I really like this book, and it serves as a really good introduction to the series (which lasts another five books).  I think it was my first Olivia Drake book and I've been relatively happy with her all along.

There's a bit of a fairy tale element with this series and with this book specifically. Annabelle is an illegitimate orphan left to rot in a boarding school where she now teaches.  She's given a position as a governess to an orphaned duke by a slightly mysterious benefactor, Lady Milford, who also gives her a pair of elegant shoes. It's the shoes and Lady Milford that ties all six books together rather than the characters. She's sent to Cornwall where the duke, Nicholas, is living with his guardian, his uncle Simon. It's very much a Cinderella story.

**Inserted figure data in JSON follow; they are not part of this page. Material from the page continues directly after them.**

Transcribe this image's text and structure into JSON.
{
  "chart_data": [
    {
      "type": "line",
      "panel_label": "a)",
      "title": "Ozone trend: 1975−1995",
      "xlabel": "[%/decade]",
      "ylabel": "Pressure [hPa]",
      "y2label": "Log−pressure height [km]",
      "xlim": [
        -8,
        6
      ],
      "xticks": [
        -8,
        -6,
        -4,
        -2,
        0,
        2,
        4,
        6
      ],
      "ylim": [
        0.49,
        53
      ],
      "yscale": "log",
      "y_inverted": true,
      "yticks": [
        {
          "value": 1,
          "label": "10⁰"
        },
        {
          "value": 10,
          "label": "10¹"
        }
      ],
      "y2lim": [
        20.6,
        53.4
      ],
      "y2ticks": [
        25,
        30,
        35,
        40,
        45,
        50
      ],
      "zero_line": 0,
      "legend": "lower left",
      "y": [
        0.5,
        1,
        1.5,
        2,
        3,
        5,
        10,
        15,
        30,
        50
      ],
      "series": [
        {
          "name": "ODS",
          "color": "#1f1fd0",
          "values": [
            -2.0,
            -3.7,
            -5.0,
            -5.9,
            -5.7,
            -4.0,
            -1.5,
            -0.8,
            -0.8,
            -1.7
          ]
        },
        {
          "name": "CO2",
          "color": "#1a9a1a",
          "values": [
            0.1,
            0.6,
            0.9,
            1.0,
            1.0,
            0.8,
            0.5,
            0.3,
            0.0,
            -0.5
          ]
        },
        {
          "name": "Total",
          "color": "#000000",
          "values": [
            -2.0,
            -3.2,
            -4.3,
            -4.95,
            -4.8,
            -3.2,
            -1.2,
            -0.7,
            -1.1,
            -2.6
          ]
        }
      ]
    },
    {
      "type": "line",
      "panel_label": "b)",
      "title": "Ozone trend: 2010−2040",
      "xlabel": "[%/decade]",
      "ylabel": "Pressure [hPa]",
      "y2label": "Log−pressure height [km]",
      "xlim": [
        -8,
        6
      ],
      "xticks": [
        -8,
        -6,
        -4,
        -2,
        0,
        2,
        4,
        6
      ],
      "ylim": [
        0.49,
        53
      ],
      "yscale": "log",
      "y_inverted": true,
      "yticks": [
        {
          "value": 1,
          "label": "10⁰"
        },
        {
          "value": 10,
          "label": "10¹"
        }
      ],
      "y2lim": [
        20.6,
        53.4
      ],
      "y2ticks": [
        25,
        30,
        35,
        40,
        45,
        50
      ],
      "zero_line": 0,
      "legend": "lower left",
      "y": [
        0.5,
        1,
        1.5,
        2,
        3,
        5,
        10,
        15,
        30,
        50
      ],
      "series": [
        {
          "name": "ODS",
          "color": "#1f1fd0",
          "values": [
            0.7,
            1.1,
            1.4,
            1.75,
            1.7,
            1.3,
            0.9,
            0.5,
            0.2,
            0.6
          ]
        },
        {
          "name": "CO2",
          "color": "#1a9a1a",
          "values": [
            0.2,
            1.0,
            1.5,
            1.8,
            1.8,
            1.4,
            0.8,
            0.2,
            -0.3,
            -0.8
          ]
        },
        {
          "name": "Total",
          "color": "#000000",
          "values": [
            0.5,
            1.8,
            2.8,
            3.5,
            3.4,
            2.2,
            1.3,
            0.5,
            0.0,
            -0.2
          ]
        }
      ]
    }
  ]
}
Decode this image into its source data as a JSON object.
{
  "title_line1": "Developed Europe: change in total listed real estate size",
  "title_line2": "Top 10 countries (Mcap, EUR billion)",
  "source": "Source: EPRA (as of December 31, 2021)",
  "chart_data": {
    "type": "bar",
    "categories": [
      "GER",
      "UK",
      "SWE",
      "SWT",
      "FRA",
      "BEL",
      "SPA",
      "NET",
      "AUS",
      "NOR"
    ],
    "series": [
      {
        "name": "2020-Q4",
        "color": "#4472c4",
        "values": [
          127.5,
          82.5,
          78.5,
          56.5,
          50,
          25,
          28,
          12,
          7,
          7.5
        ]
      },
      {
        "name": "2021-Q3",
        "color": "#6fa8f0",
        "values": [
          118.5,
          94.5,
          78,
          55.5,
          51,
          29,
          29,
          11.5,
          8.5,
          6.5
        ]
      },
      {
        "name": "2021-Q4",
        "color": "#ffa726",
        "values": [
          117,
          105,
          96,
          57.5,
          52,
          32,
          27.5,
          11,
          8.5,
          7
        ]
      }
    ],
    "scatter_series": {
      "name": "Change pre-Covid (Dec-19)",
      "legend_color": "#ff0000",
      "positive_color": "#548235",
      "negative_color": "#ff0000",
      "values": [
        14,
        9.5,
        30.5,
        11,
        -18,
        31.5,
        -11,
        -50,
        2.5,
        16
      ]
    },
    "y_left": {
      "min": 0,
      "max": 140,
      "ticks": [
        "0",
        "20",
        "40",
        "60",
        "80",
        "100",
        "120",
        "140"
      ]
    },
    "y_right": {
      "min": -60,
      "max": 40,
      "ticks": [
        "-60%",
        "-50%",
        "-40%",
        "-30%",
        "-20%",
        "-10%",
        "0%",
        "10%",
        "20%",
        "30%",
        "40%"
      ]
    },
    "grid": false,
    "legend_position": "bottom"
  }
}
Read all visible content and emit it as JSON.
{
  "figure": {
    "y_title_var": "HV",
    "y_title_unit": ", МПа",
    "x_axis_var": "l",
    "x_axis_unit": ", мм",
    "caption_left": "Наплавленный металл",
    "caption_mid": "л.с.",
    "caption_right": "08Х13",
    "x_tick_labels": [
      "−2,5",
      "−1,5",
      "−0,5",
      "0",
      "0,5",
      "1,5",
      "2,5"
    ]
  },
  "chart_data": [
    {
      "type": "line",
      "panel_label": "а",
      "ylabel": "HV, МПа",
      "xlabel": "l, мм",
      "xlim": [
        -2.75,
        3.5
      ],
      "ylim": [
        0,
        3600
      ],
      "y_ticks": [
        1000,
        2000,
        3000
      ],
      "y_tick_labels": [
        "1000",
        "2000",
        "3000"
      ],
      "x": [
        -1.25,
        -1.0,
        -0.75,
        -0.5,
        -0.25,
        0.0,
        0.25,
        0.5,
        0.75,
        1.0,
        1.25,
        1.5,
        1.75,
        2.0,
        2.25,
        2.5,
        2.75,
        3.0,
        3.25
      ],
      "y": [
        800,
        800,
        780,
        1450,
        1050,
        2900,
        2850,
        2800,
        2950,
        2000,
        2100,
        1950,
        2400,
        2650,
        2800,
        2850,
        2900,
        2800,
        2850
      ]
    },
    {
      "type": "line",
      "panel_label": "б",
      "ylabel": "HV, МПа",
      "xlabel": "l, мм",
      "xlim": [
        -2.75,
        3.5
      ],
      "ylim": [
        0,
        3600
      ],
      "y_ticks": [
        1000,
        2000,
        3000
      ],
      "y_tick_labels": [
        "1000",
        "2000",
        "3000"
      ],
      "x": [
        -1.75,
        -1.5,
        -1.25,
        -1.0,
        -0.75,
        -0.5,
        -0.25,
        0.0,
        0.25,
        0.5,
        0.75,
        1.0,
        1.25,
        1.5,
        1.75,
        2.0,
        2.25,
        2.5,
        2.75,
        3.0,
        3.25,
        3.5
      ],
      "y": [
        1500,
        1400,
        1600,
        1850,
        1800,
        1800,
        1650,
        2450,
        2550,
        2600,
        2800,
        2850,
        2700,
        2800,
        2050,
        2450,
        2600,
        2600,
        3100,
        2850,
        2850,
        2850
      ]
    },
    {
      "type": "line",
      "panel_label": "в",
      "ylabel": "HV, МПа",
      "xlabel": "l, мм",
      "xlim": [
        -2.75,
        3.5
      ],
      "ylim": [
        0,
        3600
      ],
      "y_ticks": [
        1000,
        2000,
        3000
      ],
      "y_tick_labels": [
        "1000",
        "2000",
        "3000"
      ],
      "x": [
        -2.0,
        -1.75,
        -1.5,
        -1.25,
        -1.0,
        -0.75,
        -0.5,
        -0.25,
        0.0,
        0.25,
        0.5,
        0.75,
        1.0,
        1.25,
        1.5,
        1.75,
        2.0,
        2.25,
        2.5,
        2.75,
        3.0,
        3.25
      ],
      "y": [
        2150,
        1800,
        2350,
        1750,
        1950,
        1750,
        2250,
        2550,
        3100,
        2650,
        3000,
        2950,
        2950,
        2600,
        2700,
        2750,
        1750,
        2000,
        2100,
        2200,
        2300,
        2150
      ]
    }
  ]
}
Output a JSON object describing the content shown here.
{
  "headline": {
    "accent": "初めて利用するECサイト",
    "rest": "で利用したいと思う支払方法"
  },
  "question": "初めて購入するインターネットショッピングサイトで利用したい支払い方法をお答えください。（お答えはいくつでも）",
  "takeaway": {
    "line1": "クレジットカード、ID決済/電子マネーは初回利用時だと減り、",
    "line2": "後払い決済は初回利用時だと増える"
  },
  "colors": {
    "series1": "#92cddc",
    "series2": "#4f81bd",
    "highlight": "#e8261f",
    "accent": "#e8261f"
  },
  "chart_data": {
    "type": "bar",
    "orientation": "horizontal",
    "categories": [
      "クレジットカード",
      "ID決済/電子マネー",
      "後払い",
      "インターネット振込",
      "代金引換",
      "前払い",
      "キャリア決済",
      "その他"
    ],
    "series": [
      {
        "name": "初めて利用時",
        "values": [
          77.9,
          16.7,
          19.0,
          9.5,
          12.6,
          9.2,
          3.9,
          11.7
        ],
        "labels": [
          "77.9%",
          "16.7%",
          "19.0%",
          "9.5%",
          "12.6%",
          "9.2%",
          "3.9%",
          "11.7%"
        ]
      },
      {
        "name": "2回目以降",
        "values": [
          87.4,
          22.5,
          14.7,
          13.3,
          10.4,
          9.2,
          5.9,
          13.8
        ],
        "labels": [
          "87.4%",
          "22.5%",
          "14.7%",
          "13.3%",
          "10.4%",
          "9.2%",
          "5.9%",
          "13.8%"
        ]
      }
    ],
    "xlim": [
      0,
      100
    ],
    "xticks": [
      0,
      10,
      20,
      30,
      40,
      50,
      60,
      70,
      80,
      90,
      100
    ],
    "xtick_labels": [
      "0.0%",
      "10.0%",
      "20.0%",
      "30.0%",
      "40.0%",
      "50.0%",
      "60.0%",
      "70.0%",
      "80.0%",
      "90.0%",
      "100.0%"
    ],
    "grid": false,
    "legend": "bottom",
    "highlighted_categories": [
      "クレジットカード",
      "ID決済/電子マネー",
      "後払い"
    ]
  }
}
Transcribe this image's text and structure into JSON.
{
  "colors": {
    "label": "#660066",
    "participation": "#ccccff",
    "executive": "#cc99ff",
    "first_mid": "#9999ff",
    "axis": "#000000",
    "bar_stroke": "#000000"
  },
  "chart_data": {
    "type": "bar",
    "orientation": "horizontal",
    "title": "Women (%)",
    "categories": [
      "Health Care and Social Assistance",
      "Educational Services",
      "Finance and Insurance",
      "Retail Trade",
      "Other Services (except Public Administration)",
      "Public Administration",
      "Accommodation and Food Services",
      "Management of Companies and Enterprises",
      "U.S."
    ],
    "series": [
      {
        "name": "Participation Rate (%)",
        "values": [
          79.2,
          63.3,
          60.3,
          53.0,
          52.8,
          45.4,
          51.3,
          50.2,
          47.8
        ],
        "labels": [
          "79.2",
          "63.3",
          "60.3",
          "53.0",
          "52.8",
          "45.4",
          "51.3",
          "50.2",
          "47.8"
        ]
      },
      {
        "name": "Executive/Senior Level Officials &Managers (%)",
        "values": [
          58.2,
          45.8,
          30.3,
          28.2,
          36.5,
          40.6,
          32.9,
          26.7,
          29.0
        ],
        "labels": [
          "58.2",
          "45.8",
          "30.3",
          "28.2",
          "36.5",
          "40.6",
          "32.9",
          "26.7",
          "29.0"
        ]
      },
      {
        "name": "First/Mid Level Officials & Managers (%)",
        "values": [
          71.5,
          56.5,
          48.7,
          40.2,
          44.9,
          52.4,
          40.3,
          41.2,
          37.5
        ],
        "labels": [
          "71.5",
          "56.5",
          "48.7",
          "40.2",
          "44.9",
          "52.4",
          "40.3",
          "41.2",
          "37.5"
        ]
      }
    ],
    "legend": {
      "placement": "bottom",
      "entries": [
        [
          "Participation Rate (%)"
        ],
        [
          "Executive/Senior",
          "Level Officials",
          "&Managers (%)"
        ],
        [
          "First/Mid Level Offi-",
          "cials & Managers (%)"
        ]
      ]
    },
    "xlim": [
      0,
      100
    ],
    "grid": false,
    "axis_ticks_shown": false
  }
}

I really like Annabelle and Simon for the first 80% of the book. Simon is a bit of a bitter soul--Nicholas's mother was a woman Simon had courted but married George, the duke. He didn't speak to his brother again before George and his wife died. He went into the army, had plans for his life--but now he's guardian to a little boy that he resents.

And Simon is unlikeable for the first third of the book. He really resents his nephew. I applaud Olivia Drake for actually writing a guardian who doesn't like his ward rather than paying lip service.  It gives Annabelle something to do when she shows up.

My main problem is that Simon's POV disappears in the last part of the book, leading up to the climax. He does an about face that we don't get to see, only experience when Annabelle does. I expect my main leads to do equal heavy lifting in my romance novels, and Simon's epiphany happens off screen. There are a couple of things that happen this way towards the end. The background plot with attempted killing and whatnot -- it happens in a bit of a hurry, and I think that's why it feels rushed at the end.

It's an overall satisfying read, but if Simon had just showed up at the end of the book, it could have been one of my top favorites.